In fact, Molloy and Weinstein say to be gay in D.C. in the mid-1980s as the AIDS crisis and related activism were on the rise, “was really a wild time.” Closeted all day at work, gay men and lesbians flooded Dupont Circle at night, they say.
Marion Johnson ’09 and Veronica Cole ’09 also moved to D.C. together after graduation, but their experience was quite different.
“We went right from one super queer-friendly bubble to another,” Johnson says. Older, out LGBTQ professionals helped them navigate the post-collegiate landscape. Once Cole decided to enroll at the University of North Carolina at Chapel Hill for graduate school and the two contemplated a permanent return to Johnson’s home state, they had to confront popping that bubble.
“We would joke a lot when we were moving back, like, ‘Oh, we’re an interracial, interfaith, same-sex couple in North Carolina, we should be in a sitcom!’” Johnson says.
But while they both do work that allows them to be comfortable being out—Johnson consults on diversity, equity, and inclusion, and Cole is an assistant professor of psychology at Wake Forest University—the reality of how many people truly see them as different became clear when Johnson ran for Durham City Council in 2021.

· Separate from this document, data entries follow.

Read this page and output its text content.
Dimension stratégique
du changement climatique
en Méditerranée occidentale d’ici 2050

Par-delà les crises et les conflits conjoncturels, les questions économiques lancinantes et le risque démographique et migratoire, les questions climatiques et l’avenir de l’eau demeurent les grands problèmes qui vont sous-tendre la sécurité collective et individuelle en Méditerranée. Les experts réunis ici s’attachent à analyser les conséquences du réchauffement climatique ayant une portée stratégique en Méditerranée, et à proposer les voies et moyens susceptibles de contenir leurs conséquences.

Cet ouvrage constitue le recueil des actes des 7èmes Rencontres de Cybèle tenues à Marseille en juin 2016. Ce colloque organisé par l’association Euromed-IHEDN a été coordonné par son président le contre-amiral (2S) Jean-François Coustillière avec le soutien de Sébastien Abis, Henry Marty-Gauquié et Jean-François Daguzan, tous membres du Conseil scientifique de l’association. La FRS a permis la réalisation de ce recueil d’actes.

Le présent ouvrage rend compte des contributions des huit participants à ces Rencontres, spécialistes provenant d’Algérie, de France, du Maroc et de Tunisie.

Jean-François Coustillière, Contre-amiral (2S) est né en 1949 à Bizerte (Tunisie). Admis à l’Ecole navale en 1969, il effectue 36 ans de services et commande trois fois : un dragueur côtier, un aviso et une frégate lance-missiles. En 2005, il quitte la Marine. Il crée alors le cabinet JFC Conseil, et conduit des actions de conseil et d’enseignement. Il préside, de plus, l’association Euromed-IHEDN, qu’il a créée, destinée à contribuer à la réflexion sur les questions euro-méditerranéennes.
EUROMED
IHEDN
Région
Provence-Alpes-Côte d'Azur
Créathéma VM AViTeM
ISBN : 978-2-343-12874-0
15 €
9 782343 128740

“I came into it a little naively,” says Johnson, who lost her bid, “considering how surprised I was at how our relationship was kind of weaponized by the opposition.” Johnson never shied away from her identity, stating it clearly on her website and recognizing that their marriage license was as public as every other one.

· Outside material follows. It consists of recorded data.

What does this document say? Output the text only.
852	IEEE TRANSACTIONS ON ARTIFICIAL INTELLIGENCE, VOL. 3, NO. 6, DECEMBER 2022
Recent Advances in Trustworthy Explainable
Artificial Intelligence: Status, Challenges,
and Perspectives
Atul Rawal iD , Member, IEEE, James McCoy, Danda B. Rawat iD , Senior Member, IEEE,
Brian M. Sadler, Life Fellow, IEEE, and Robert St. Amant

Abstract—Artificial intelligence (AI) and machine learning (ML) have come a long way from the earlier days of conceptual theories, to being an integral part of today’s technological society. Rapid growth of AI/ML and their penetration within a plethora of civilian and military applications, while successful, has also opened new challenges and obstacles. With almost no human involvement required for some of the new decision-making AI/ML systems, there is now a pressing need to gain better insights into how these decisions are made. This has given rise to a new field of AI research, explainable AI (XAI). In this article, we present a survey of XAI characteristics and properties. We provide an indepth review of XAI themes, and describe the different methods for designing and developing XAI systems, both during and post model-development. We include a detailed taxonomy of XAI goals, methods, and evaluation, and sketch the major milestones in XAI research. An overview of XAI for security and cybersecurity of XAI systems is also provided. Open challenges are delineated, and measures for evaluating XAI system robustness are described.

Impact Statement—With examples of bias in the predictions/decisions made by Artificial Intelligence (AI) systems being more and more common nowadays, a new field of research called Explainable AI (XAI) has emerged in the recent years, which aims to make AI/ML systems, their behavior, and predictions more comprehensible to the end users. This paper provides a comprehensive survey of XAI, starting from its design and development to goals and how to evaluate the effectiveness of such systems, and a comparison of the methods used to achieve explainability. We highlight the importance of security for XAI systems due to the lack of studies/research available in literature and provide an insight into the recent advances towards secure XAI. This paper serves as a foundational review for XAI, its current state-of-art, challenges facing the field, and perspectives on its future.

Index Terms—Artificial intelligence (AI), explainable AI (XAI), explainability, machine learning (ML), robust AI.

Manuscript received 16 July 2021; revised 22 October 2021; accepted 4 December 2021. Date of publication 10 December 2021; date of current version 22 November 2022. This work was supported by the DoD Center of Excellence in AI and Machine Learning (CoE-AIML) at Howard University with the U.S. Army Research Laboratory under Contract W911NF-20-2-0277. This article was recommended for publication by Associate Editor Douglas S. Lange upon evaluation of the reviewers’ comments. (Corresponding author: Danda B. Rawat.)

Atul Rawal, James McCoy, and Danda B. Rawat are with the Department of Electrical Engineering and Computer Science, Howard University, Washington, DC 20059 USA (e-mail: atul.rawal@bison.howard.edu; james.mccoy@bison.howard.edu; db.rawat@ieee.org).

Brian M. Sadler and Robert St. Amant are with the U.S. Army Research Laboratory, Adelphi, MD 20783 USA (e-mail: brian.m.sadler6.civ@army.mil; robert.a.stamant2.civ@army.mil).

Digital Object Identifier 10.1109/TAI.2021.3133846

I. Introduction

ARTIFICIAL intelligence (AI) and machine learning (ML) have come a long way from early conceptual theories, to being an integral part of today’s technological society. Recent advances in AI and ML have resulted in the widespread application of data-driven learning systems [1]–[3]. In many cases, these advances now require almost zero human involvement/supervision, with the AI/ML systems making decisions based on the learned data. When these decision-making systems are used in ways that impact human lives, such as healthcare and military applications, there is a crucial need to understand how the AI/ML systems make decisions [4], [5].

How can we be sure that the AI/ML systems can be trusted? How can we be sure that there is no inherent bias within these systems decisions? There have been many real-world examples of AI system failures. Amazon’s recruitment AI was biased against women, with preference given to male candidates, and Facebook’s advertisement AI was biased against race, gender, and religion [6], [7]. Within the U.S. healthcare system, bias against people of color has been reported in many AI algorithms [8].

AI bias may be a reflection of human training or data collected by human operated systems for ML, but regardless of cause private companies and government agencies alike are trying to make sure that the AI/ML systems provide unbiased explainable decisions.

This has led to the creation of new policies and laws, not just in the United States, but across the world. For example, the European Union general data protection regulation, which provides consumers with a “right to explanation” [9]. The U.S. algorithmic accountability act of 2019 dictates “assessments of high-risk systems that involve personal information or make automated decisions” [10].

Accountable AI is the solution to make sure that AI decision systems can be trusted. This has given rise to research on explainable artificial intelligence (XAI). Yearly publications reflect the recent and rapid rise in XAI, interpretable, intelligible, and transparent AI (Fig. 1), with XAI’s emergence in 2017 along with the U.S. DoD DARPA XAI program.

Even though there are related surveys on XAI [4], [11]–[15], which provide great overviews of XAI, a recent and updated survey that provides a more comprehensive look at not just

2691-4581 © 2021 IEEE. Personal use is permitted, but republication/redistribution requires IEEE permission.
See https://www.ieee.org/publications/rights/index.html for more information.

But Anna Ferrard-Zeiders, who is an international-school principal, has always been a very private person. Although she doesn’t talk a lot about her personal life at work, she has seen, over the past two decades, the value that “out” role models can provide. “One has a responsibility to be out there showing that this is a positive thing,” she says. The climate in Brussels, she and her wife say, is not as divisive as in some U.S. communities, though they haven’t been able to connect as much with other LGBTQ families as they’ve seen some of their friends do in American cities.